Rigoberto Urán slides past on the way to the gate, sitting on his suitcase and pushing himself along with his legs, a living archetype of the pro cyclist’s mantra “Never stand when you can sit.” Meanwhile, in the one serviceable coffee shop, half of the UAE Team Emirates entourage have single-handedly caused a 25-minute backlog by mass-ordering coffees and waffles.

A 48-hour layover in Beijing reveals more of China, but fewer of the eccentricities of Guangxi. In the capital, the barbers may cut hair dressed in suits, but a kid runs up to the entrance of McDonald’s just like any other kid anywhere else in the world does. Because McDonald’s is great. Especially when you’re four years old. After finding a great bar, and one of the rare few that has café-culture seating so you can sit and watch the world go by, I immediately go to speak into Google Translate to try and order a beer, but am interrupted by the owner who speaks perfect English and talks me through his selection. Mortifying. At least the pints here cost £7.50 so I paid the price for my actions, and also got to feel like I was back at home in London as my wallet lightened considerably. Later, I walk back to my hotel and feel the safest I ever have walking in any city after dark. There are trade-offs to be made.

There is a rigidity to people’s public behaviour. A codified way of being. And there is always a camera waiting to catch you jaywalking – I dread to think what my social score is. But there is no need to dread, because I can and did leave. For the people in China we met, who felt certain unspeakable emotions about how things were in the country they were born in, there is the duality of being from a place that is yours and you want to call yours forever, and the current tax to your spirit that remaining there costs you every day.

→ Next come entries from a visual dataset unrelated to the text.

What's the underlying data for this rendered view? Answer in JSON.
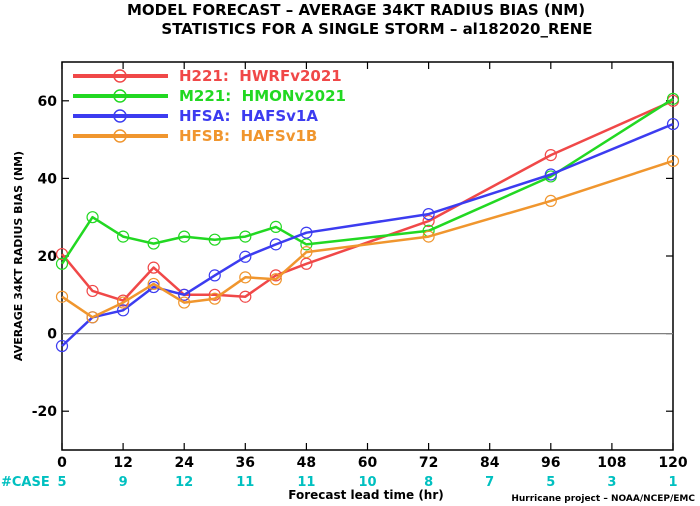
{
  "title_line1": "MODEL FORECAST – AVERAGE 34KT RADIUS BIAS (NM)",
  "title_line2": "STATISTICS FOR A SINGLE STORM – al182020_RENE",
  "credit": "Hurricane project – NOAA/NCEP/EMC",
  "cases_label": "#CASE",
  "colors": {
    "cases": "#00c0c0",
    "zero_line": "#808080"
  },
  "chart_data": {
    "type": "line",
    "ylabel": "AVERAGE 34KT RADIUS BIAS (NM)",
    "xlabel": "Forecast lead time (hr)",
    "xlim": [
      0,
      120
    ],
    "ylim": [
      -30,
      70
    ],
    "x_ticks": [
      0,
      12,
      24,
      36,
      48,
      60,
      72,
      84,
      96,
      108,
      120
    ],
    "y_ticks": [
      -20,
      0,
      20,
      40,
      60
    ],
    "legend_position": "top-left",
    "cases": [
      {
        "x": 0,
        "n": "5"
      },
      {
        "x": 12,
        "n": "9"
      },
      {
        "x": 24,
        "n": "12"
      },
      {
        "x": 36,
        "n": "11"
      },
      {
        "x": 48,
        "n": "11"
      },
      {
        "x": 60,
        "n": "10"
      },
      {
        "x": 72,
        "n": "8"
      },
      {
        "x": 84,
        "n": "7"
      },
      {
        "x": 96,
        "n": "5"
      },
      {
        "x": 108,
        "n": "3"
      },
      {
        "x": 120,
        "n": "1"
      }
    ],
    "series": [
      {
        "name": "H221:  HWRFv2021",
        "color": "#f04848",
        "x": [
          0,
          6,
          12,
          18,
          24,
          30,
          36,
          42,
          48,
          72,
          96,
          120
        ],
        "y": [
          20.5,
          11,
          8.5,
          17,
          10,
          10,
          9.5,
          15,
          18,
          29,
          46,
          60
        ]
      },
      {
        "name": "M221:  HMONv2021",
        "color": "#22d822",
        "x": [
          0,
          6,
          12,
          18,
          24,
          30,
          36,
          42,
          48,
          72,
          96,
          120
        ],
        "y": [
          18,
          30,
          25,
          23.2,
          25,
          24.2,
          25,
          27.5,
          23,
          26.5,
          40.5,
          60.5
        ]
      },
      {
        "name": "HFSA:  HAFSv1A",
        "color": "#3c3cf0",
        "x": [
          0,
          6,
          12,
          18,
          24,
          30,
          36,
          42,
          48,
          72,
          96,
          120
        ],
        "y": [
          -3.2,
          4.2,
          6,
          12,
          10,
          15,
          19.8,
          23,
          26,
          30.8,
          41,
          54
        ]
      },
      {
        "name": "HFSB:  HAFSv1B",
        "color": "#f0962e",
        "x": [
          0,
          6,
          12,
          18,
          24,
          30,
          36,
          42,
          48,
          72,
          96,
          120
        ],
        "y": [
          9.5,
          4.2,
          8,
          12.8,
          8,
          9,
          14.5,
          14,
          21,
          25,
          34.2,
          44.5
        ]
      }
    ]
  }
}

It’s an existential haze of wanting change but the overwhelming mystification of figuring out how and where to even begin.

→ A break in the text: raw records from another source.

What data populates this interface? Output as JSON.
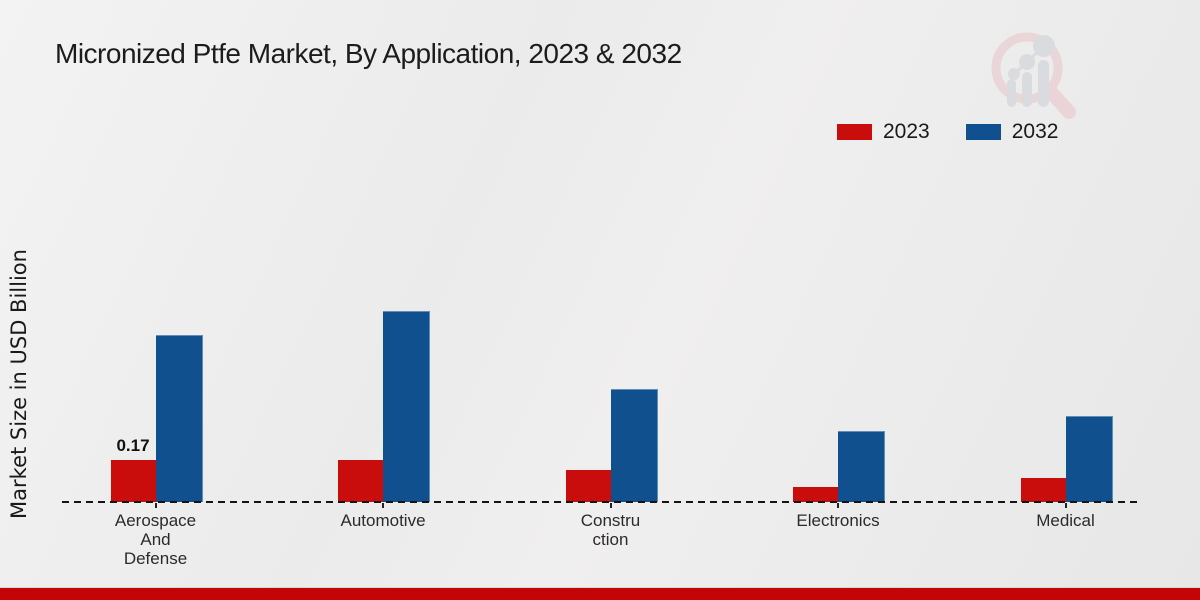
{
  "page": {
    "title": "Micronized Ptfe Market, By Application, 2023 & 2032",
    "ylabel": "Market Size in USD Billion",
    "footer_color": "#c20607"
  },
  "legend": {
    "items": [
      {
        "label": "2023",
        "color": "#c90d0d"
      },
      {
        "label": "2032",
        "color": "#11508f"
      }
    ]
  },
  "watermark": {
    "icon": "magnifier-bar-chart-logo",
    "ring_color": "#e9c3c8",
    "bars_color": "#ccced3"
  },
  "chart_data": {
    "type": "bar",
    "title": "Micronized Ptfe Market, By Application, 2023 & 2032",
    "xlabel": "",
    "ylabel": "Market Size in USD Billion",
    "categories": [
      "Aerospace And Defense",
      "Automotive",
      "Construction",
      "Electronics",
      "Medical"
    ],
    "category_display_lines": [
      [
        "Aerospace",
        "And",
        "Defense"
      ],
      [
        "Automotive"
      ],
      [
        "Constru",
        "ction"
      ],
      [
        "Electronics"
      ],
      [
        "Medical"
      ]
    ],
    "series": [
      {
        "name": "2023",
        "color": "#c90d0d",
        "values": [
          0.17,
          0.17,
          0.13,
          0.06,
          0.1
        ],
        "value_labels": [
          "0.17",
          "",
          "",
          "",
          ""
        ]
      },
      {
        "name": "2032",
        "color": "#11508f",
        "values": [
          0.68,
          0.78,
          0.46,
          0.29,
          0.35
        ],
        "value_labels": [
          "",
          "",
          "",
          "",
          ""
        ]
      }
    ],
    "ylim": [
      0,
      0.85
    ],
    "grid": false,
    "axis_style": "dashed-baseline-only",
    "legend_position": "top-right"
  }
}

The Red Scare we still experience in the West is real and gives us a refracted picture of China and Chinese people. That is what anyone with their eyes open who attended the Tour of Guangxi will have taken away with them. Just like us, there is worry for the future. For regular Chinese people, there is particular concern with the housing market and the effects of the wider economy, and individuals have very little agency to try and shape how things will play out. But alongside that anxiety is a hope, buried deep down in case it’s ever found by the wrong person, that some day things may be different.